Every few years, Kenyans are given another big announcement about the future of electricity generation, and KenGen has now joined that familiar cycle with a 5,500 megawatt capacity plan.

KenGen says the plan is part of Kenya’s clean energy growth, but the announcement leaves key questions on actual projects, financing, grid readiness, consumer costs and real demand.

The biggest question is how much of the 5,500 megawatts exists beyond boardroom plans, investor documents, feasibility work and future projections that may take years to move.

A pipeline does not mean a plant is being built, and a target does not mean electricity will reach homes, factories and small businesses at cheaper prices.

Government agencies and state corporations have often announced future capacity with big numbers, yet Kenyans are still left asking when those promises become actual electricity supply.

The most striking part of the announcement is the inclusion of 2,000 megawatts of nuclear electricity under a plan being sold around clean energy growth.

Nuclear electricity produces lower emissions than coal and diesel generation, but it is not renewable energy in the same category as geothermal, wind and solar.

Placing nuclear next to renewable sources makes the clean energy story look bigger, yet it hides the fact that Kenya has never run a commercial nuclear plant.

That detail should sit at the centre of the announcement, since nearly half of the future capacity appears tied to a technology Kenya has not yet operated commercially.

The financing question is just as serious, since thousands of megawatts will require hundreds of billions of shillings and possibly more over many years.

KenGen has not given enough public detail on who will pay for these projects, what funding has been secured, and how much debt could later fall on taxpayers.

Without clear financing, the 5,500 megawatt figure remains a promise on paper, rather than a real programme that Kenyans can measure against timelines and budgets.

Kenya has already spent years growing electricity generation, especially through geothermal projects, yet households and businesses still complain about high monthly bills.

Manufacturers continue warning that electricity costs make them less competitive, and many businesses still buy diesel generators and solar systems to protect themselves from unreliable supply.

The country’s problem is no longer just the amount of electricity produced, since the bigger public concern is whether people can afford what reaches them.

Extra megawatts will mean little to ordinary Kenyans if bills remain high, outages continue, and businesses still treat the national grid as an expensive risk.

There is also the transmission question, since electricity must move from generation sites to homes, factories and businesses through lines that can handle the load.

Kenya has had past delays in transmission projects, leaving completed generation work unable to feed the grid properly or serve consumers at full strength.

Before celebrating future capacity, Kenyans need to know whether transmission lines, substations and grid upgrades are being built at the same pace as generation plans.

Without that, more generation could create stranded investments, where expensive projects exist on paper or at source but fail to serve consumers properly.

The demand question cannot be ignored either, since Kenya’s current peak demand remains far below the 5,500 megawatt pipeline being placed before the public.

If supply grows faster than consumption, the cost of idle capacity will still be carried somewhere, either through taxpayers, consumers or future electricity charges.

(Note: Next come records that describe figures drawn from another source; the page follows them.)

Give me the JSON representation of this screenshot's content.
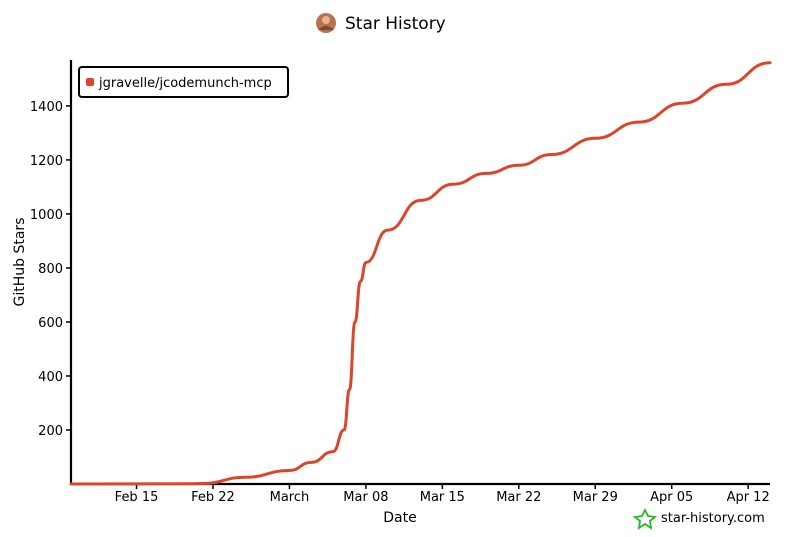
{
  "chart_data": {
    "type": "line",
    "title": "Star History",
    "xlabel": "Date",
    "ylabel": "GitHub Stars",
    "x_ticks": [
      "Feb 15",
      "Feb 22",
      "March",
      "Mar 08",
      "Mar 15",
      "Mar 22",
      "Mar 29",
      "Apr 05",
      "Apr 12"
    ],
    "y_ticks": [
      200,
      400,
      600,
      800,
      1000,
      1200,
      1400
    ],
    "ylim": [
      0,
      1570
    ],
    "xlim": [
      "2026-02-09",
      "2026-04-14"
    ],
    "grid": false,
    "legend_position": "top-left",
    "series": [
      {
        "name": "jgravelle/jcodemunch-mcp",
        "color": "#dd4528",
        "points": [
          {
            "x": "2026-02-09",
            "y": 0
          },
          {
            "x": "2026-02-20",
            "y": 1
          },
          {
            "x": "2026-02-21",
            "y": 2
          },
          {
            "x": "2026-02-25",
            "y": 25
          },
          {
            "x": "2026-03-01",
            "y": 50
          },
          {
            "x": "2026-03-03",
            "y": 80
          },
          {
            "x": "2026-03-05",
            "y": 120
          },
          {
            "x": "2026-03-06",
            "y": 200
          },
          {
            "x": "2026-03-06.5",
            "y": 350
          },
          {
            "x": "2026-03-07",
            "y": 600
          },
          {
            "x": "2026-03-07.5",
            "y": 750
          },
          {
            "x": "2026-03-08",
            "y": 820
          },
          {
            "x": "2026-03-10",
            "y": 940
          },
          {
            "x": "2026-03-13",
            "y": 1050
          },
          {
            "x": "2026-03-16",
            "y": 1110
          },
          {
            "x": "2026-03-19",
            "y": 1150
          },
          {
            "x": "2026-03-22",
            "y": 1180
          },
          {
            "x": "2026-03-25",
            "y": 1220
          },
          {
            "x": "2026-03-29",
            "y": 1280
          },
          {
            "x": "2026-04-02",
            "y": 1340
          },
          {
            "x": "2026-04-06",
            "y": 1410
          },
          {
            "x": "2026-04-10",
            "y": 1480
          },
          {
            "x": "2026-04-14",
            "y": 1560
          }
        ]
      }
    ]
  },
  "brand": {
    "text": "star-history.com",
    "icon": "star-icon",
    "icon_color": "#22bb22"
  },
  "avatar": {
    "icon": "avatar-icon"
  }
}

KenGen deserves credit for helping place Kenya on the geothermal map, but credit for past work should not block hard questions about future promises.

The public needs a clear list of projects with secured financing, completed feasibility work, construction timelines, expected completion dates and realistic generation dates.

Targets are easy to announce, but delivery is what matters to Kenyans who are already paying high bills and running businesses under heavy electricity costs.

Until Kenyans see cheaper electricity, stable supply and completed projects instead of big future numbers, the 5,500 megawatt plan risks looking like another public relations exercise.

The real question is no longer how many megawatts can be announced, but how many will be delivered and how much Kenyans will pay for them.